IN34A-05 CF-Xarray: Scale your analysis across datasets with less data wrangling and more metadata handling
Deepak Cherian, Mattia Almansi, Kristen M Thyng, and Pascal Bourgault
Wednesday, 13 December 2023 | 19:40 - 19:50 | 2010 - West
There has been an explosion in the availability of terabyte to petabyte-scale geoscience datasets, particularly on the cloud, prompting the development of scalable tools and workflows to handle such big datasets by community tools such as Pangeo. There is a parallel need for tools that enable the analysis of datasets from a wide variety of sources that each have their own nomenclature. Xarray is a python package that enables easy and convenient labelled data analytics by allowing users to leverage metadata such as dimension names and coordinate labels. cf_xarray is an open-source Apache licensed Xarray extension that decodes Climate and Forecast (CF) Metadata conventions adopted by the geoscience community, allowing users to extensively use standardized metadata such as “standard names” in their analysis pipelines. For example, the zonal average of an Xarray dataset ds is seamlessly calculated as ds.cf.mean(“longitude”) on a wide variety of CF-compliant datasets, regardless of the actual name of the “longitude” variable (e.g. “lon”, “lon_rho”, “long”).

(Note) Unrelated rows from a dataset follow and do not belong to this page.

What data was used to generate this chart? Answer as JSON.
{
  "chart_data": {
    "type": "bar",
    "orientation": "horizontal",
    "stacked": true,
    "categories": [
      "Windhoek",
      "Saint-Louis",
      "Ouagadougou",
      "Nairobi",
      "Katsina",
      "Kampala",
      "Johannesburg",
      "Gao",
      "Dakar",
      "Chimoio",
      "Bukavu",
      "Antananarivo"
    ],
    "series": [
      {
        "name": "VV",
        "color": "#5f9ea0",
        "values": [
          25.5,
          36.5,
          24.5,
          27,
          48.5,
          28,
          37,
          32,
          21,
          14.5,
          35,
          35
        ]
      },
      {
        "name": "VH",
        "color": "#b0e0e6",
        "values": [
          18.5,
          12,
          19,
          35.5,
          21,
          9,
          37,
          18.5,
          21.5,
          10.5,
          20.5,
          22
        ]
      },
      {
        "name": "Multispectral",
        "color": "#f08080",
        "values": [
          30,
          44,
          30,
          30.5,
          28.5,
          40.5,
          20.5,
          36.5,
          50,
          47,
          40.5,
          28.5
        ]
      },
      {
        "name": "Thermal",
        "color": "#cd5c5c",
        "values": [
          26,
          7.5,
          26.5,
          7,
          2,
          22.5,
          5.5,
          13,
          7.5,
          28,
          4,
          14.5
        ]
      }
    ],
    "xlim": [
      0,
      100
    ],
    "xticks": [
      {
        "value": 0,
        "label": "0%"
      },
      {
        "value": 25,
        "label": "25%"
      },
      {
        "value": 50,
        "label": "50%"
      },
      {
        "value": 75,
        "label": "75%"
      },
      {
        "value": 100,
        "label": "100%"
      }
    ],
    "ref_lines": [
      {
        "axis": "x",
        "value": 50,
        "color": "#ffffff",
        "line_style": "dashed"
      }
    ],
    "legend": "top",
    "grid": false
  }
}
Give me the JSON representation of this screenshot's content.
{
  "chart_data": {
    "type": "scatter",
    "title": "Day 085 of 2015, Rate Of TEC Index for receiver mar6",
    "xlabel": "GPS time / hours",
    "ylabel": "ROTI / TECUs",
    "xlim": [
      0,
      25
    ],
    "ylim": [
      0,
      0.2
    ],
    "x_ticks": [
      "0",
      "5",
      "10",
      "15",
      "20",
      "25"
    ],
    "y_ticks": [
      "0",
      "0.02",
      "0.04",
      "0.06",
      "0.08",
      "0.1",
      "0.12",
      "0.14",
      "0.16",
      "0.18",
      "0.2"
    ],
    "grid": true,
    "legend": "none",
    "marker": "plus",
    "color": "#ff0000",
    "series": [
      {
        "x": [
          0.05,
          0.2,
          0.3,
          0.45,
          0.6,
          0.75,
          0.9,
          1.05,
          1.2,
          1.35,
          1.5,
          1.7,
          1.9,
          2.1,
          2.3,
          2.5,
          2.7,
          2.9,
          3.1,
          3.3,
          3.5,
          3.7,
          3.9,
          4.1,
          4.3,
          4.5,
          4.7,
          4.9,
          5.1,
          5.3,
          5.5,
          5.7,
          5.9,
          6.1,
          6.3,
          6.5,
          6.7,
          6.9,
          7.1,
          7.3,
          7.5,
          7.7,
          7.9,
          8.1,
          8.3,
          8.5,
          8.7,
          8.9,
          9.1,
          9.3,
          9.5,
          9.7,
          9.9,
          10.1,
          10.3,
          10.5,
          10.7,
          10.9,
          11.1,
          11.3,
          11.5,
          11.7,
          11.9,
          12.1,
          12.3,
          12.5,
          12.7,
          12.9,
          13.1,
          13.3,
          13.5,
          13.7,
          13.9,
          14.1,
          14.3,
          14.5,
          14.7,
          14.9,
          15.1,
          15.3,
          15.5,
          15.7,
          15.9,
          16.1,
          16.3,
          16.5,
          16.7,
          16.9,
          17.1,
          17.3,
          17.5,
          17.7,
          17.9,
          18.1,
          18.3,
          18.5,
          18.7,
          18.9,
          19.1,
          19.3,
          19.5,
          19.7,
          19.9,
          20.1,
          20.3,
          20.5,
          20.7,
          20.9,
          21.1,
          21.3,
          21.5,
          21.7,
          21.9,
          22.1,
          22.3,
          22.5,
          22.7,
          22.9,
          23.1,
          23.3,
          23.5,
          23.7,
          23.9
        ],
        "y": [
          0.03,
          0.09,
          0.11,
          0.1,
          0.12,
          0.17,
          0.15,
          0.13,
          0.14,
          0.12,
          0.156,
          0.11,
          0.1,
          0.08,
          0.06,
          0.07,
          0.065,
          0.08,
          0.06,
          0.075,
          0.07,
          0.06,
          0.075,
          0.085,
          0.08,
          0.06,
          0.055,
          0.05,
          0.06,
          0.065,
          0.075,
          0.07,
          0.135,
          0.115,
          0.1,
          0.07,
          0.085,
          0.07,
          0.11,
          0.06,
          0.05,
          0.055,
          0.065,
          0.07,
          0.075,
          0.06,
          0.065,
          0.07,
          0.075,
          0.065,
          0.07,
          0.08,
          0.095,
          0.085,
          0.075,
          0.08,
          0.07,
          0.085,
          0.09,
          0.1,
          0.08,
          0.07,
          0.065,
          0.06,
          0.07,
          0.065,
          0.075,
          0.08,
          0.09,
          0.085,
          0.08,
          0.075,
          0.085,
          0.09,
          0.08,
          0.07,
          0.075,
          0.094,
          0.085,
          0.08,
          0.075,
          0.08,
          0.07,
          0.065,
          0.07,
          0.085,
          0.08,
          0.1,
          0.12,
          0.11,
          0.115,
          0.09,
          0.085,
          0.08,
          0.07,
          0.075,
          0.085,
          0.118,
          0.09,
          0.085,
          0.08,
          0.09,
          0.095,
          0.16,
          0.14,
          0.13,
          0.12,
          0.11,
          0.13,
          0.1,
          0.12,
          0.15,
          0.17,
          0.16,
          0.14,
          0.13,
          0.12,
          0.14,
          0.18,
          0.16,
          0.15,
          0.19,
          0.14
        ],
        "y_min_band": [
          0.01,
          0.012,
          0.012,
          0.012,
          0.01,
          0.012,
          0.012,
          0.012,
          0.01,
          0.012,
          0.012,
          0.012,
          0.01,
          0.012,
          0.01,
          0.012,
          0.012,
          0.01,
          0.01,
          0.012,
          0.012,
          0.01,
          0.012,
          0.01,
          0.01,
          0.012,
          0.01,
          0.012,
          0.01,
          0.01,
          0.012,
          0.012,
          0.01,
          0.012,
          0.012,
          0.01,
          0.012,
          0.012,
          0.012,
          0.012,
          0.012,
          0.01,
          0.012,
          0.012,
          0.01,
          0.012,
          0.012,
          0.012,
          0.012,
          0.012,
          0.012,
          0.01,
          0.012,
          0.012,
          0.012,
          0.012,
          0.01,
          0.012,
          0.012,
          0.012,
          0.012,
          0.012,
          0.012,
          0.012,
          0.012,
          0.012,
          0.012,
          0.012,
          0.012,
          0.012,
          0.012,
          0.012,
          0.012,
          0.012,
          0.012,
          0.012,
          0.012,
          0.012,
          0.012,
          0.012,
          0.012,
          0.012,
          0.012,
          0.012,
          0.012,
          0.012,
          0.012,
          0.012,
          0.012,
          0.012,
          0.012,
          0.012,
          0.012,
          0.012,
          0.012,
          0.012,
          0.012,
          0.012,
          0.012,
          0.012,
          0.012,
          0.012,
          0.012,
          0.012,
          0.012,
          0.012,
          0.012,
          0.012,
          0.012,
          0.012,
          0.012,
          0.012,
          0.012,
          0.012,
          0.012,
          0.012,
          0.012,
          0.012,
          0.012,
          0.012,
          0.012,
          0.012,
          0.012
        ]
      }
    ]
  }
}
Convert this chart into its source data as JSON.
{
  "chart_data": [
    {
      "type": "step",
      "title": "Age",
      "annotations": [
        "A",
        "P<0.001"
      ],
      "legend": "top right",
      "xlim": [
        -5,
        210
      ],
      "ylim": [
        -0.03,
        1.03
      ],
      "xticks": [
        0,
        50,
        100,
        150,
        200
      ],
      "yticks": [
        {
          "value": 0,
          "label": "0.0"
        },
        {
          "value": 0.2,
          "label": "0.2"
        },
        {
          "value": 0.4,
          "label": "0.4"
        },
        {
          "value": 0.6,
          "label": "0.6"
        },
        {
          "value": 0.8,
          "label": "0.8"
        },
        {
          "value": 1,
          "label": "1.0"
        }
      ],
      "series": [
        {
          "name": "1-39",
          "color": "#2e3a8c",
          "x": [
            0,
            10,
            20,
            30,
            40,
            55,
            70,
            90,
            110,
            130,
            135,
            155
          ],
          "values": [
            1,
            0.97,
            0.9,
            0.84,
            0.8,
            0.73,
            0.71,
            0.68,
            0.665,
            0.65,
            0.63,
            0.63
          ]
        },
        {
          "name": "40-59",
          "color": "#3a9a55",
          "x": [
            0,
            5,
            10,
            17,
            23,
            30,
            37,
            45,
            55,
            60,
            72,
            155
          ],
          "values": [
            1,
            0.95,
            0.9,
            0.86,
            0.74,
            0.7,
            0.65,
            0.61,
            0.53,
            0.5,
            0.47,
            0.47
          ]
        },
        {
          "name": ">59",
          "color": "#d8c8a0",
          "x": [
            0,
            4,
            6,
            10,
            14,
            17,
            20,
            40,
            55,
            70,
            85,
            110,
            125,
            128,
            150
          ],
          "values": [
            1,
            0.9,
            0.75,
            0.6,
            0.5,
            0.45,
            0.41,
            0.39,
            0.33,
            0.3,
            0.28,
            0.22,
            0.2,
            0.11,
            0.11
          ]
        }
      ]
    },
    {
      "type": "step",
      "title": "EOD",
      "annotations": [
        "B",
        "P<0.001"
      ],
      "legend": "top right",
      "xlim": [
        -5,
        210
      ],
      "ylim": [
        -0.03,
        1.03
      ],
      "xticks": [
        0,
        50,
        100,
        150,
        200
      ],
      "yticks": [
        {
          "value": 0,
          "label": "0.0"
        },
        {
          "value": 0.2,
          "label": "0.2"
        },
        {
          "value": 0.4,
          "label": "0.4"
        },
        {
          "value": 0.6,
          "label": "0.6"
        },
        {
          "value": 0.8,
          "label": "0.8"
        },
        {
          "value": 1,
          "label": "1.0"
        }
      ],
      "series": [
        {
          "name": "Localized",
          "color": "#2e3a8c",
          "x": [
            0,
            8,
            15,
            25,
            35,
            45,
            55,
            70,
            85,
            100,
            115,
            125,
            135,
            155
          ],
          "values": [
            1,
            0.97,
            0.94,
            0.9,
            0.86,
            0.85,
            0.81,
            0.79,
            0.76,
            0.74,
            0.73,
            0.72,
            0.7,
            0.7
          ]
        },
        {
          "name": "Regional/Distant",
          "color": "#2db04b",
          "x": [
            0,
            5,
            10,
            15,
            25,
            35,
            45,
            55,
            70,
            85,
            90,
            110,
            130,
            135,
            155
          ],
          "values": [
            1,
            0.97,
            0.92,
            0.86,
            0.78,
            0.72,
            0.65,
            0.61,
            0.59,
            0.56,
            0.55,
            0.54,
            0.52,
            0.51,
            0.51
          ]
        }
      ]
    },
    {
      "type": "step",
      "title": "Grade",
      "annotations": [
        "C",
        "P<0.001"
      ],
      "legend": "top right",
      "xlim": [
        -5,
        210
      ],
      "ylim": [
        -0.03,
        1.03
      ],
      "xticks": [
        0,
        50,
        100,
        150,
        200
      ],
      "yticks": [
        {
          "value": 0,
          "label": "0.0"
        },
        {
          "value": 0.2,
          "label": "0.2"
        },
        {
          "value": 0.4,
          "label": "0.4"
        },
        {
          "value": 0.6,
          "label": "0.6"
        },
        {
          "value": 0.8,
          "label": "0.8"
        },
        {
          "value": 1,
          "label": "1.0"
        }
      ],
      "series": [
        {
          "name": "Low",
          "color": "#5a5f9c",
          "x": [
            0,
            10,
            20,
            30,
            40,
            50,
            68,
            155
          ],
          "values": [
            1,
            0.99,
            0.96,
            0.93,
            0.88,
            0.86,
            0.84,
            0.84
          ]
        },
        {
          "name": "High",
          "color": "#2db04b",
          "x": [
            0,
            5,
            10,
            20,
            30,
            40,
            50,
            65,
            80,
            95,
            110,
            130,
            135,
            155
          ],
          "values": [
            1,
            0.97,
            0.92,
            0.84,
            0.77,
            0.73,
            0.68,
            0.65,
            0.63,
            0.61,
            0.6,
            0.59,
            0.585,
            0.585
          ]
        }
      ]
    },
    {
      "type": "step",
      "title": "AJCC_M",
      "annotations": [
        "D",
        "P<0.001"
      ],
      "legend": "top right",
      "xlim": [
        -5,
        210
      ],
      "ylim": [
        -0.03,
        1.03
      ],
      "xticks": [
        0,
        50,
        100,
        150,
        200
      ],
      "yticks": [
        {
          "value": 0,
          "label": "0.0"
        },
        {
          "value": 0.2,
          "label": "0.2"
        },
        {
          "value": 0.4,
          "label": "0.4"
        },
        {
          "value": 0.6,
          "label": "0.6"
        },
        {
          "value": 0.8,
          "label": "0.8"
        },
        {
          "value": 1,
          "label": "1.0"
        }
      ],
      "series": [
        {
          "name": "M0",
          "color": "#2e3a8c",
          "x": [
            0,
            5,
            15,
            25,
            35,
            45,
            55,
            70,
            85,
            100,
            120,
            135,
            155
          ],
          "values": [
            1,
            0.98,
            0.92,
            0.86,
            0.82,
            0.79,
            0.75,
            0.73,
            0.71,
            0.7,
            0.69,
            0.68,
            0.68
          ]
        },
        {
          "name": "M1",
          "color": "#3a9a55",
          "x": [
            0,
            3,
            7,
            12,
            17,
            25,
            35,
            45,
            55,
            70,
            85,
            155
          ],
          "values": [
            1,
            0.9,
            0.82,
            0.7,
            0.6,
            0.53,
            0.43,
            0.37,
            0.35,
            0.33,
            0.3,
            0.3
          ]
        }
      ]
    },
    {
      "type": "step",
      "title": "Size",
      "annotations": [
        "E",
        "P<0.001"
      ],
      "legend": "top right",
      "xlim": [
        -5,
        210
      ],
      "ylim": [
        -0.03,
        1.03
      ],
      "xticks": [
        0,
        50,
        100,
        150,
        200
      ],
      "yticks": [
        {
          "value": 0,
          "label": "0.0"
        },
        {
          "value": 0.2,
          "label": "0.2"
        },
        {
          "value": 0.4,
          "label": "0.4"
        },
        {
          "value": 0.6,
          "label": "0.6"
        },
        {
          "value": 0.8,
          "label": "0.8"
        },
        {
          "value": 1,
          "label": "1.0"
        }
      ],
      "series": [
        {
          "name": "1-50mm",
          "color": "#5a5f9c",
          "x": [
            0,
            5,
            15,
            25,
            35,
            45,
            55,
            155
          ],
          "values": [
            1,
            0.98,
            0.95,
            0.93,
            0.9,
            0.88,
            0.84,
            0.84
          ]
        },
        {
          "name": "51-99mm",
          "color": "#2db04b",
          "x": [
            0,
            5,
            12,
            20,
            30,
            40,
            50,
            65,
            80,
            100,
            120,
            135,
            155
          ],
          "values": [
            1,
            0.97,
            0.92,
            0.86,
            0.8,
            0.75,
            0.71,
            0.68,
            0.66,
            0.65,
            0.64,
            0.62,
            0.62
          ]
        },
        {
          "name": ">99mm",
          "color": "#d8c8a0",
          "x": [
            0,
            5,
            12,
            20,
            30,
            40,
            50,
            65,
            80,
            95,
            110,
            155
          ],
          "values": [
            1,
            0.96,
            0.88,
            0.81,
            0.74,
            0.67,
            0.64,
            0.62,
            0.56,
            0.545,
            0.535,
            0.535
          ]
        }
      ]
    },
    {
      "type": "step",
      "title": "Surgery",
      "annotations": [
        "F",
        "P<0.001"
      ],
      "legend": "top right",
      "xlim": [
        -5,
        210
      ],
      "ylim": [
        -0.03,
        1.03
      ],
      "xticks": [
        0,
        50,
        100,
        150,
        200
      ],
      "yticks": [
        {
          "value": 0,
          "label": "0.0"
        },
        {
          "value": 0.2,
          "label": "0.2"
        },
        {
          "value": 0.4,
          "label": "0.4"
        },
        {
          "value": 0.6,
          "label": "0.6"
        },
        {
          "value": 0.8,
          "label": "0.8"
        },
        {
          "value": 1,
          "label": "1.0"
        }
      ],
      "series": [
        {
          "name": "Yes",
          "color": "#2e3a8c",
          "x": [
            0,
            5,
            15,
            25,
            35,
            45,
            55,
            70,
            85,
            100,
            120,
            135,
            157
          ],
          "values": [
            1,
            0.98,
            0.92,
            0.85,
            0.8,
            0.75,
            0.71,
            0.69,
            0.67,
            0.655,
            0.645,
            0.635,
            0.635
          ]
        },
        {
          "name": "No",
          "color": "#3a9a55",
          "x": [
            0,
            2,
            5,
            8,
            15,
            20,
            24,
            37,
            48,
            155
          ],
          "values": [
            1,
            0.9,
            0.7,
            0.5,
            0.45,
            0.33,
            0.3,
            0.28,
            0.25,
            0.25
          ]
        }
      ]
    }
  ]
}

In this way, cf_xarray allows users to leverage the self-describing nature of CF-compliant datasets to ease the common task of “data wrangling” that precedes data analysis. Increasingly, cf-xarray also allows users to use metadata to write analysis pipelines that are agnostic to the specific nomenclature used in the datasets at hand.
cf_xarray also provides tools and heuristics to optionally guess absent attributes, allowing usage on incompletely tagged datasets. cf_xarray is now seeing adoption in other packages such as xESMF, a package for regridding of Xarray datasets; and NOAA’s Model Diagnostic Task Force (MDTF) diagnostic workflow for validating model simulations.
Our presentation will demonstrate the use of cf_xarray to build analysis pipelines that works on a wide variety of datasets, and describe successes and challenges with this approach.